Notice how pitted the steel is.  I also think the one you show is of recent manufacture.
 
Am still hoping someone out there can help with the translation.  Still your yataghan is beautiful.
Regards,
L. Newton

----------


## eric t

> Looks like a legit antique piece from here. Tourist pieces tend to have very bad steel.


Obviously newly made, here is a link were you can see many authentic antique yatagan, the difference is dramatic. 
http://www.pinterest.com/samuraianti...d-small-hand-/

----------


## Lawrence Newton

> Obviously newly made, here is a link were you can see many authentic antique yatagan, the difference is dramatic. 
> http://www.pinterest.com/samuraianti...d-small-hand-/


The above link does not seem to show any 18th-19th century Balkan infantry yataghans.  Why do you think this one is newly made?  Maybe you didn't see the pics I sent of mine, could this be?
Respectfully,
L. Newton

----------


## eric t

> The above link does not seem to show any 18th-19th century Balkan infantry yataghans.  Why do you think this one is newly made?  Maybe you didn't see the pics I sent of mine, could this be?
> Respectfully,
> L. Newton


Lawrence, are we talking about the same yatagan?
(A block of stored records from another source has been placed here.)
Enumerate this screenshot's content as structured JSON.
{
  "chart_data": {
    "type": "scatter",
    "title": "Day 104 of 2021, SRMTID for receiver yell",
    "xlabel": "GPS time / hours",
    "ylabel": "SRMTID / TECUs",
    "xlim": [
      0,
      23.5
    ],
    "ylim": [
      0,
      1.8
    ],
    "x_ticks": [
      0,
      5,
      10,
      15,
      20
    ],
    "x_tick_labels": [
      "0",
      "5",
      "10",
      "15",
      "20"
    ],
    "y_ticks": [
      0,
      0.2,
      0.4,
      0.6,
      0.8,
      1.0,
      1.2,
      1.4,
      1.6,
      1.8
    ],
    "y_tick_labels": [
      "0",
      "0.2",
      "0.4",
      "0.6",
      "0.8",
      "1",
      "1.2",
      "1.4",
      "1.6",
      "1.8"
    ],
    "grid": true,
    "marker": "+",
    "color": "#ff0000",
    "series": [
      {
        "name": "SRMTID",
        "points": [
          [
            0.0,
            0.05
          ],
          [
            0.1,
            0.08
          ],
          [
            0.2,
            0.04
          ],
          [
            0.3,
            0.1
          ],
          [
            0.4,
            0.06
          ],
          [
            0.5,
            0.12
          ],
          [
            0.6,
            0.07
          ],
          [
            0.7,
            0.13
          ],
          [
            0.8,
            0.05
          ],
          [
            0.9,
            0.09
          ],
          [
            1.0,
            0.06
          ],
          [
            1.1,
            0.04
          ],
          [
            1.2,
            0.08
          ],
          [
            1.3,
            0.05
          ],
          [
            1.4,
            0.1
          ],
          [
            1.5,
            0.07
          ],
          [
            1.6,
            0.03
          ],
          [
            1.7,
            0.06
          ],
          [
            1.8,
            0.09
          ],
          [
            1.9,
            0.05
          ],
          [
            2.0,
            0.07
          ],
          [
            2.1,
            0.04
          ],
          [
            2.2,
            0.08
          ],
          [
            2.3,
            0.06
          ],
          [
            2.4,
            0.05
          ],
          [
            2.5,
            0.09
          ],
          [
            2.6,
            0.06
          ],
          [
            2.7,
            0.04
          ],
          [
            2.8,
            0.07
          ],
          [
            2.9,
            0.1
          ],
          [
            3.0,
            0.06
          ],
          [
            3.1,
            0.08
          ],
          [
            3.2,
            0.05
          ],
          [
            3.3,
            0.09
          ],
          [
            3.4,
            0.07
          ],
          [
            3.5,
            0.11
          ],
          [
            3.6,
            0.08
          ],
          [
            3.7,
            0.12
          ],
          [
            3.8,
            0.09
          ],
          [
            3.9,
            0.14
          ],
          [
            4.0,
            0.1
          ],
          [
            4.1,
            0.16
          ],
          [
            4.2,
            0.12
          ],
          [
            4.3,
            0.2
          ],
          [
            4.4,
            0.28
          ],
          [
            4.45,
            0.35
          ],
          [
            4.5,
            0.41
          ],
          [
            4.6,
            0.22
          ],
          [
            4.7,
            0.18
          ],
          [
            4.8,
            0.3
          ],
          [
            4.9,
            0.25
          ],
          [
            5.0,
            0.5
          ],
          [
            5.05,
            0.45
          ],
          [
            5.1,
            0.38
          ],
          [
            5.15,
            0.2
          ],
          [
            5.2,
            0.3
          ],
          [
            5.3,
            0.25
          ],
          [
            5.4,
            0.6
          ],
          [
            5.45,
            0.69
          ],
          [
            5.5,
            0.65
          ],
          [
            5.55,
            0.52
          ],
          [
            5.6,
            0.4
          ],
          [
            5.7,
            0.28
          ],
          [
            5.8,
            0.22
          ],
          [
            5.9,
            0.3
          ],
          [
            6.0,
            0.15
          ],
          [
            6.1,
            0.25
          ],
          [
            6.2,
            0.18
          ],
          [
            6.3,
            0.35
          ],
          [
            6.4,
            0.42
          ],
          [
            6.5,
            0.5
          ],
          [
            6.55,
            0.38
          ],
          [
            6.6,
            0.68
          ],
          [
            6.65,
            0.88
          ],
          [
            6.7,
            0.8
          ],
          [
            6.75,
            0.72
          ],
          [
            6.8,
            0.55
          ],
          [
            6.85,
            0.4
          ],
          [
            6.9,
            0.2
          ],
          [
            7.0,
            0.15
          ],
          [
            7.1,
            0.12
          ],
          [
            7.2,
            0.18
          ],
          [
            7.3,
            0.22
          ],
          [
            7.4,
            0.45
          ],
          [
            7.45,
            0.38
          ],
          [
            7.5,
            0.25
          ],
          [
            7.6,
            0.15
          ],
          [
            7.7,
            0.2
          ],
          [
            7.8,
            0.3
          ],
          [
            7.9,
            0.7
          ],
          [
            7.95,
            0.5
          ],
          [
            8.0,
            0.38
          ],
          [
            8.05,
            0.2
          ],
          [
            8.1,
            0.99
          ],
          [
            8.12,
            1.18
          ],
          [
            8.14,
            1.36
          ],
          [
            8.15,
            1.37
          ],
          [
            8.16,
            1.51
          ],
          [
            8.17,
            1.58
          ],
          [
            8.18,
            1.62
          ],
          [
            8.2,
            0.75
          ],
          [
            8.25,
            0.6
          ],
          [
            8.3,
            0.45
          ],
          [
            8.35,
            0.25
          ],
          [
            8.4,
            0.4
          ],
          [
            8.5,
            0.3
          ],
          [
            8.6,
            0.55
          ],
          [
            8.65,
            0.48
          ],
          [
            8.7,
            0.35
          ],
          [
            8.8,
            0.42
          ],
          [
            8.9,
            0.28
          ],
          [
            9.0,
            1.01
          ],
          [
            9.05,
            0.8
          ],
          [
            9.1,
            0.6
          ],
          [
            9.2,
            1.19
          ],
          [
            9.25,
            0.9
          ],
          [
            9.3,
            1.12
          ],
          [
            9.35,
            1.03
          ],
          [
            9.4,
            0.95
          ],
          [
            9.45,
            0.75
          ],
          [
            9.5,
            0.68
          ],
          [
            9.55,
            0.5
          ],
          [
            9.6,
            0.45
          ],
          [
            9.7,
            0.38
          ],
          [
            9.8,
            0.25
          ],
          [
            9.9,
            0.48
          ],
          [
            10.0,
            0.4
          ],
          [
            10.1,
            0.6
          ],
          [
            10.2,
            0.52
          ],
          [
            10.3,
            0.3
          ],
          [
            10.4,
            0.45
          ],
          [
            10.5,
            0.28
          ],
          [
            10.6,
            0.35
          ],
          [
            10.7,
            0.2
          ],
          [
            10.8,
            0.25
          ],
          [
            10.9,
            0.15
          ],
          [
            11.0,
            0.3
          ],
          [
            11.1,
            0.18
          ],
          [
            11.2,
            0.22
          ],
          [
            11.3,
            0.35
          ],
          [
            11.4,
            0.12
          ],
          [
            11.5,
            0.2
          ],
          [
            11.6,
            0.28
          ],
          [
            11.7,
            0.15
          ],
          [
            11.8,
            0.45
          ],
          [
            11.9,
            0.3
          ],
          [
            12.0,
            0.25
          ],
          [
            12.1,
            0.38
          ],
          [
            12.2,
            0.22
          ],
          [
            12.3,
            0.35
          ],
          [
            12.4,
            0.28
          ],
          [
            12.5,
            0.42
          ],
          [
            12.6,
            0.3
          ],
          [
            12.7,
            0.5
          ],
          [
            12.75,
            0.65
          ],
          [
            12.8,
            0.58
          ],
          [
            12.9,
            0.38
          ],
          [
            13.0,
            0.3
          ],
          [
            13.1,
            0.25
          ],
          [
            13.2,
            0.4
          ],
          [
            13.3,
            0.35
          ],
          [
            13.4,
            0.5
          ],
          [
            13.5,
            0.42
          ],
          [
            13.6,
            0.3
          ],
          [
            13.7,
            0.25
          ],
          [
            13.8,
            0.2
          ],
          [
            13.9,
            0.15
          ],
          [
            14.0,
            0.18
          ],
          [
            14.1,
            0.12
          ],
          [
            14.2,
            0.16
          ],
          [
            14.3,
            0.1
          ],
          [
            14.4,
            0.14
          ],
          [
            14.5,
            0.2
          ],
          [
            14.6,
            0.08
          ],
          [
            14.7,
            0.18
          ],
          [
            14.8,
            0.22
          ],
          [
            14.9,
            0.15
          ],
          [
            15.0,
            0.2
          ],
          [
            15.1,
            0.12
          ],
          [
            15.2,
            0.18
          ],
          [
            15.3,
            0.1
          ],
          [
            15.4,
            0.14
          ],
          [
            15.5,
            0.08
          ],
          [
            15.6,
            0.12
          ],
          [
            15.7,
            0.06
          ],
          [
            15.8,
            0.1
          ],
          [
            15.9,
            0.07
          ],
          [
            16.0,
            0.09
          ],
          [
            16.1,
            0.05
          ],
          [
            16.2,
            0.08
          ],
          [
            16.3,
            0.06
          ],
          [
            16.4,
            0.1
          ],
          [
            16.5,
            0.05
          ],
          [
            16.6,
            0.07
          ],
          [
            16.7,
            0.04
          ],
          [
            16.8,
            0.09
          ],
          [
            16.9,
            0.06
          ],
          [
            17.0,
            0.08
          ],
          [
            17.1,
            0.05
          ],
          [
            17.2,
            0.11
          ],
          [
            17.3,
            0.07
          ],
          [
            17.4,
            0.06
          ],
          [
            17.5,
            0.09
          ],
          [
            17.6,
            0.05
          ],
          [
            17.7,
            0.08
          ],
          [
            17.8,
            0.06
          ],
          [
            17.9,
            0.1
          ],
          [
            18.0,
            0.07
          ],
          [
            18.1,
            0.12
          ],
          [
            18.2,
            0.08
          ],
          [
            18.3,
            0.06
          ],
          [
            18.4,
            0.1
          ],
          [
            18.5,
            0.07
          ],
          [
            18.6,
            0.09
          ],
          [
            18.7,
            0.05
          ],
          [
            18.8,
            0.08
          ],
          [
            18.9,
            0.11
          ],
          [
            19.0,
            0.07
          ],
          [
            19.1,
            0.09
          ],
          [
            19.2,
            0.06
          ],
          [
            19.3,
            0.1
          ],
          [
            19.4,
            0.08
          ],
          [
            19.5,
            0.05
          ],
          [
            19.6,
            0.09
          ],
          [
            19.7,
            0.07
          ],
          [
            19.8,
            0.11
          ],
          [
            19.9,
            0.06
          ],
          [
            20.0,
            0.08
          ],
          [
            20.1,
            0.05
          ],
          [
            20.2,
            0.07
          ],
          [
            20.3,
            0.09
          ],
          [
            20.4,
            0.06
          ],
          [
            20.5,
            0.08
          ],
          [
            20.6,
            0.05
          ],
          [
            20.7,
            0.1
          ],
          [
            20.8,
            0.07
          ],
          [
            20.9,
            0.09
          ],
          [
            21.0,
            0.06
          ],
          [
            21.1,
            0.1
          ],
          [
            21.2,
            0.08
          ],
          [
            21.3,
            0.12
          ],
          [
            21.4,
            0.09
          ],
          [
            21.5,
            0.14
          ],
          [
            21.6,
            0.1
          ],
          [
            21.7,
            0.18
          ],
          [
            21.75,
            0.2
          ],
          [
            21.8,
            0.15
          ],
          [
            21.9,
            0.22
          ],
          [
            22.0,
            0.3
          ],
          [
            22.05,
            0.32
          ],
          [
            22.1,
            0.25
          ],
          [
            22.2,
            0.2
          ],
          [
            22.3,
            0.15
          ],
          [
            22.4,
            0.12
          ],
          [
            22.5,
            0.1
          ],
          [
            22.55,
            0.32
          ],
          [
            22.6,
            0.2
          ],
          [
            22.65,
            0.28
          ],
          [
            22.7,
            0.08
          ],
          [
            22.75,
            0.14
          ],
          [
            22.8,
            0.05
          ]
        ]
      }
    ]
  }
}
Didnt you also say that z lukic's yatagan was newly made? 



> To Mr z lukic
>   I also think the one you show is of recent manufacture.
> L. Newton


The link I posted shows many different types of authentic, antique yatagan including Balkan yatagan style bichaq daggers, there are over 500 images of different Indo-Persian swords, daggers, etc, I have included one image of a Balkan yatagan from the pinterest gallery.

As for the yatagan posted by z.lukic, were was it mentioned as being a 18th-19th century Balkan infantry yatagan, it looks newly made to me, first I see no sign of wear which is very strange, the blade looks to be brightly polished and I have not seen an antique yatagan with a fuller as in the one posted by z.lukic, there is some sort of stain used to make the brass look old and you can see the same stain has smeared the blade, the scabbard does not look like what you would expect to see with an antique yatagan either, there are just to many differences between the one posted and the antique ones that I have seen.







19th century Balkan yatagan.

----------


## Lawrence Newton

Dear Mr Erick t,
     Yes the pics you send suggest most strongly that, that yataghan is of recent re manufacture .  Above I enclose pics of the one I have had in the family since 1967.  From what I can decipher, the date inscribed is 1209 Hijra or 1794/5 gregorian. I'm currently working on transliterating the inscription, but love to have some assistance with this.
What do you think?
Best
L. Newton

----------


## eric t

> Above I enclose pics of the one I have had in the family since 1967.  From what I can decipher, the date inscribed is 1209 Hijra or 1794/5 gregorian. I'm currently working on transliterating the inscription, but love to have some assistance with this.
> What do you think?
> Best
> L. Newton


I can not help with the translation, the best I can do is make it a little clearer for someone who can help.

----------


## Lawrence Newton

Thanks Eric t. For enlarging the photo.  Maybe someone who knows Ottoman Turkish will see it and respond.
Best 
L. Newton

----------


## emir erkmen

Transcription from Ottoman Turkish to Latin Alphabet:  1209  (1794-1795) Amel-i Mehmed, Sahibi Bekir Beşe, Bıçak elde gerek dilde sübhan. 
Translation: 1794-1795 Made by Mehmed, Owner Bekir Beşe, Knives (sword) should be on the hand, God shoud be in the mouth.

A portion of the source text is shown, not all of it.